Fargo is announcing Hunted: The Demon’s Forge, which he calls the “re-imagining of the classic dungeon crawl.” The game uses high-end graphics and lets players explore a dungeon cooperatively, playing alternatively a big brawling swordsman or an elf-like archer woman.
“The idea is to get lost in a classic dungeon world built with the latest graphics technology,” Fargo said in an interview last week at the Game Developers Conference.
The ambitious new “dark fantasy” game will be published by Bethesda Softworks on the PlayStation 3, Xbox 360 and the PC. It brings Fargo full circle to the fantasy RPGs that he and his teammates have been known for.
In 1983, Fargo started Interplay Productions in Orange County, Calif. The company published classic fantasy games such as The Bard’s Tale and Wasteland through Electronic Arts and then became a publisher in its own right. From 1988 to 1997, the company had a long streak of hits, from the Star Trek series to Baldur’s Gate and Descent. But as game budgets rose, so did some of the risks. One of the company’s failures was Stonekeep, a pioneering fantasy game that took five years to make but never lived up to the original expectations. Fargo managed to take the company public in 1998, but ran into trouble on some ambitious games.
In 2001, a French company, Titus Interactive, took majority control and Fargo left in 2002. That’s when he started inXile Entertainment. By 2004, Interplay had collapsed. Its game franchise properties are still being published or shopped around. The biggest of those is Fallout, which Bethesda took over to great success.
Meanwhile, inXile has built itself up into a big studio. It has worked on smaller titles such as web and iPhone games to get a feel for the new age of gaming. But it has also published titles such as a remake of The Bard’s Tale. The company has 70 employees, 50 of whom are working on the new game. Bethesda has bankrolled the game, which has been in the works for two years.

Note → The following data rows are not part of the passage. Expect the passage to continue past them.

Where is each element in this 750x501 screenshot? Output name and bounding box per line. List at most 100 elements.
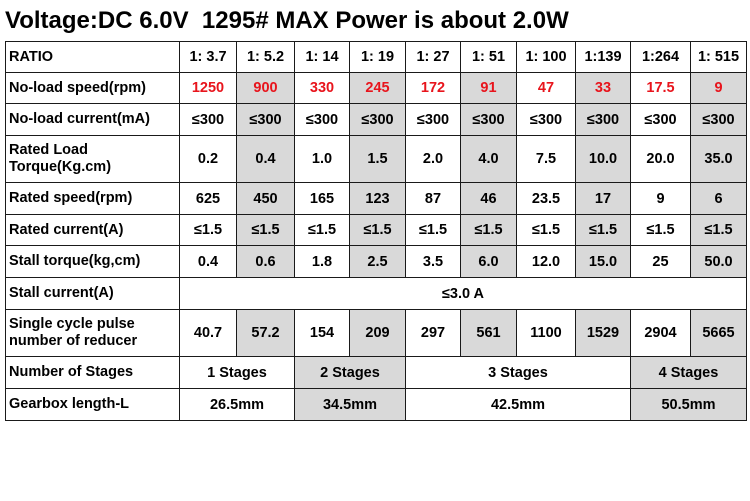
table-cell: 34.5mm bbox=[294, 388, 406, 421]
table-cell: 0.4 bbox=[236, 135, 295, 183]
table-cell: 0.6 bbox=[236, 245, 295, 278]
table-cell: 1: 27 bbox=[405, 41, 461, 73]
table-cell: 42.5mm bbox=[405, 388, 631, 421]
table-cell: 1: 3.7 bbox=[179, 41, 237, 73]
table-cell: 2904 bbox=[630, 309, 691, 357]
row-label: Single cycle pulse number of reducer bbox=[5, 309, 180, 357]
table-cell: 1: 515 bbox=[690, 41, 747, 73]
row-label: RATIO bbox=[5, 41, 180, 73]
table-cell: 1:139 bbox=[575, 41, 631, 73]
table-cell: ≤300 bbox=[690, 103, 747, 136]
table-cell: 12.0 bbox=[516, 245, 576, 278]
table-cell: 20.0 bbox=[630, 135, 691, 183]
table-cell: ≤1.5 bbox=[236, 214, 295, 246]
row-label: No-load current(mA) bbox=[5, 103, 180, 136]
rated-current-row: Rated current(A) ≤1.5 ≤1.5 ≤1.5 ≤1.5 ≤1.5 ≤1.5… bbox=[5, 214, 747, 246]
table-cell: 17.5 bbox=[630, 72, 691, 104]
table-cell: 900 bbox=[236, 72, 295, 104]
table-cell: ≤300 bbox=[294, 103, 350, 136]
table-cell: 561 bbox=[460, 309, 517, 357]
table-cell: ≤300 bbox=[460, 103, 517, 136]
table-cell: 3 Stages bbox=[405, 356, 631, 389]
table-cell: 5665 bbox=[690, 309, 747, 357]
table-cell: 17 bbox=[575, 182, 631, 215]
table-cell: 165 bbox=[294, 182, 350, 215]
table-cell: ≤1.5 bbox=[630, 214, 691, 246]
noload-current-row: No-load current(mA) ≤300 ≤300 ≤300 ≤300 ≤300 ≤… bbox=[5, 103, 747, 136]
table-cell: 1: 51 bbox=[460, 41, 517, 73]
table-cell: 123 bbox=[349, 182, 406, 215]
table-cell: 154 bbox=[294, 309, 350, 357]
table-cell: 297 bbox=[405, 309, 461, 357]
table-cell: 57.2 bbox=[236, 309, 295, 357]
table-cell: 15.0 bbox=[575, 245, 631, 278]
table-cell: 4 Stages bbox=[630, 356, 747, 389]
table-cell: 47 bbox=[516, 72, 576, 104]
table-cell: 9 bbox=[690, 72, 747, 104]
table-cell: 10.0 bbox=[575, 135, 631, 183]
table-cell: 625 bbox=[179, 182, 237, 215]
table-cell: 1.0 bbox=[294, 135, 350, 183]
table-cell: 40.7 bbox=[179, 309, 237, 357]
rated-torque-row: Rated Load Torque(Kg.cm) 0.2 0.4 1.0 1.5 2.0 4… bbox=[5, 135, 747, 183]
table-cell: ≤1.5 bbox=[460, 214, 517, 246]
table-cell: 1:264 bbox=[630, 41, 691, 73]
table-cell: 2 Stages bbox=[294, 356, 406, 389]
table-cell: 245 bbox=[349, 72, 406, 104]
ratio-row: RATIO 1: 3.7 1: 5.2 1: 14 1: 19 1: 27 1: 51 1: … bbox=[5, 41, 747, 73]
table-cell: ≤1.5 bbox=[516, 214, 576, 246]
table-cell: 7.5 bbox=[516, 135, 576, 183]
stages-row: Number of Stages 1 Stages 2 Stages 3 Stages… bbox=[5, 356, 747, 389]
stall-current-row: Stall current(A) ≤3.0 A bbox=[5, 277, 747, 310]
row-label: Rated speed(rpm) bbox=[5, 182, 180, 215]
table-cell: 25 bbox=[630, 245, 691, 278]
table-cell: 1: 19 bbox=[349, 41, 406, 73]
row-label: Stall current(A) bbox=[5, 277, 180, 310]
table-cell: 91 bbox=[460, 72, 517, 104]
table-cell: ≤1.5 bbox=[690, 214, 747, 246]
table-cell: 1: 100 bbox=[516, 41, 576, 73]
table-cell: 50.0 bbox=[690, 245, 747, 278]
table-cell: 1529 bbox=[575, 309, 631, 357]
table-cell: 33 bbox=[575, 72, 631, 104]
table-cell: 1: 14 bbox=[294, 41, 350, 73]
motor-spec-table: RATIO 1: 3.7 1: 5.2 1: 14 1: 19 1: 27 1: 51 1: … bbox=[5, 41, 747, 421]
table-cell: 6.0 bbox=[460, 245, 517, 278]
table-cell: ≤300 bbox=[236, 103, 295, 136]
table-cell: 1.5 bbox=[349, 135, 406, 183]
table-cell: ≤300 bbox=[349, 103, 406, 136]
table-cell: 2.5 bbox=[349, 245, 406, 278]
table-cell: ≤1.5 bbox=[405, 214, 461, 246]
gearbox-length-row: Gearbox length-L 26.5mm 34.5mm 42.5mm 50.5mm bbox=[5, 388, 747, 421]
table-cell: 2.0 bbox=[405, 135, 461, 183]
table-cell: ≤300 bbox=[516, 103, 576, 136]
table-cell: 87 bbox=[405, 182, 461, 215]
table-cell: 23.5 bbox=[516, 182, 576, 215]
row-label: Rated Load Torque(Kg.cm) bbox=[5, 135, 180, 183]
stall-torque-row: Stall torque(kg,cm) 0.4 0.6 1.8 2.5 3.5 6.0 12.… bbox=[5, 245, 747, 278]
table-cell: 46 bbox=[460, 182, 517, 215]
table-cell: 6 bbox=[690, 182, 747, 215]
table-cell: ≤1.5 bbox=[575, 214, 631, 246]
table-cell: ≤1.5 bbox=[349, 214, 406, 246]
table-cell: 209 bbox=[349, 309, 406, 357]
pulse-row: Single cycle pulse number of reducer 40.7… bbox=[5, 309, 747, 357]
noload-speed-row: No-load speed(rpm) 1250 900 330 245 172 91 47 33… bbox=[5, 72, 747, 104]
table-cell: 3.5 bbox=[405, 245, 461, 278]
row-label: Gearbox length-L bbox=[5, 388, 180, 421]
table-cell: ≤1.5 bbox=[294, 214, 350, 246]
table-cell: 9 bbox=[630, 182, 691, 215]
table-cell: 35.0 bbox=[690, 135, 747, 183]
row-label: Stall torque(kg,cm) bbox=[5, 245, 180, 278]
row-label: Rated current(A) bbox=[5, 214, 180, 246]
table-cell: ≤1.5 bbox=[179, 214, 237, 246]
table-cell: 172 bbox=[405, 72, 461, 104]
table-cell: ≤3.0 A bbox=[179, 277, 747, 310]
table-cell: 0.4 bbox=[179, 245, 237, 278]
table-cell: 450 bbox=[236, 182, 295, 215]
table-cell: 1: 5.2 bbox=[236, 41, 295, 73]
table-cell: 26.5mm bbox=[179, 388, 295, 421]
page-title: Voltage:DC 6.0V 1295# MAX Power is about… bbox=[5, 7, 569, 34]
table-cell: 50.5mm bbox=[630, 388, 747, 421]
rated-speed-row: Rated speed(rpm) 625 450 165 123 87 46 23.5 17 9 6 bbox=[5, 182, 747, 215]
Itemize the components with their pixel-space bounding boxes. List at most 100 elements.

But with Hunted: The Demon’s Forge, inXile hopes to establish itself as a major player in the third-person action-adventure role-playing game space. The game uses the Unreal 3 engine for its graphics and has high-end game features such as physics, dynamic lighting and movie-like cut scenes that today’s audiences expect.
Kaufman describes the game as a story of sacrifice and addiction, with two bantering heroes at its center. One level starts in the ruined town of Diford, where you find evil creatures have killed or enslaved the population. The elf woman, E’Lara, says the “air is thick with death” as they enter the town. And then, of course, it gets thicker. E’Lara shoots arrows and casts spells from afar, while her colleague Caddec closes in for melee. One of the characters is controlled by the player, while the other is controlled by the computer. You can switch between them in between levels. And you can play cooperatively online if you want. The action is fast and furious, and it has movie-like production values. As such, it should be competitive in a market full of big fantasy role-playing games.
In each level, the duo seeks out crystals which they can trade in for different skills, such as the ability to levitate enemies above the ground while the other attacks them. The game terrain isn’t restricted to dungeons. There are giant outdoor vistas where you fight gigantic enemies. All the while, you are solving puzzles like figuring out how to take out an enemy by knocking down stone towers on them.